# Decompose a complete graph into smaller cliques

The following exercise problem is from the book of D.B.West which i could solve:

If a complete graph can be decomposed into triangles then $$n-1$$ or $$n-3$$ is divisible by 6.

So my questions are the following,

1. If a complete graph of $$n$$ vertices can be decomposed into cliques of size $$p$$ with $$p\leq n$$ then what should be the relation between $$n$$ and $$p$$.

2. What is the official name of this problem in the literature ?

If you want to decompose a complete graph into triangles then look for "steiner triple system" (STS). You will find some there: http://steinertriples.fr/

If you want to decompose a complete graph into cliques of size p, the generalization of STS that you want are "Balanced Incomplete Block Designs". If you want to know more about that, try to find the book from Douglas Stinson named "Combinatorial designs: construction and analysis".
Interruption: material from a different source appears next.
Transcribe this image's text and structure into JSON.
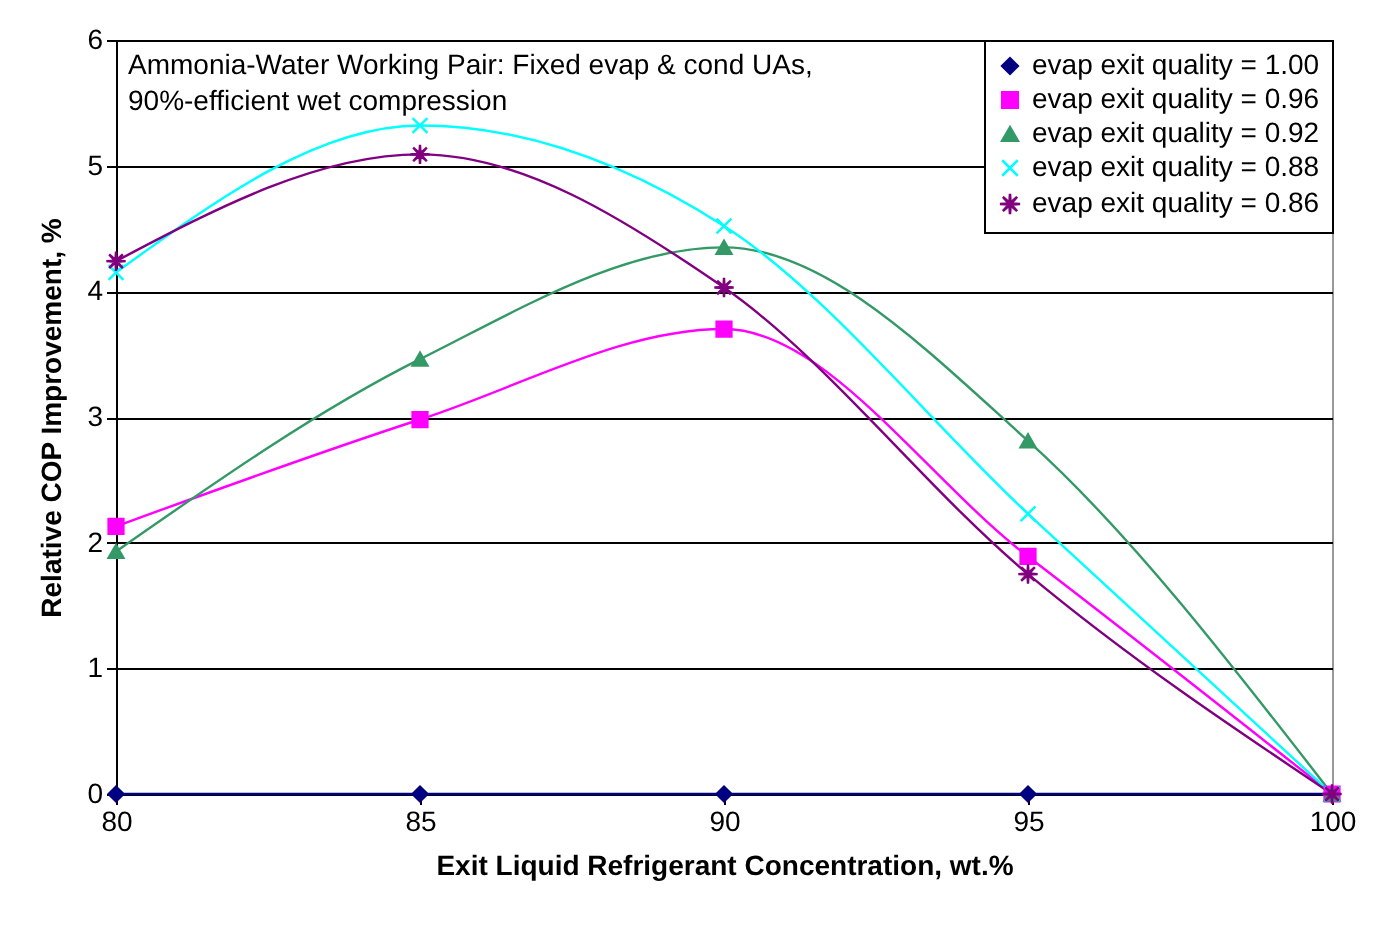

Finally, if you want to build some BIBD, we've been sweating a lot over combinatorial designs code in Sage recently. It can build a (v,k,1)-BIBD whenever one exists for k<=5, and as for larger values of k, well, it depends.

Either way, if you find a combinatorial design that it cannot build come tell us about it ! :-P

Nathann

• The reference to the book indeed helped. – Dibyayan Sep 8 '14 at 5:24

I think if the size of clique, i.e. $p$ is prime, then the following statement is true.

If a complete graph of $n$ vertices can be decomposed into cliques of size p with $p≤n$ then $n-1$ or $n-p$ is divided by $p(p-1)$.

The above statement also holds if $p=2^k$.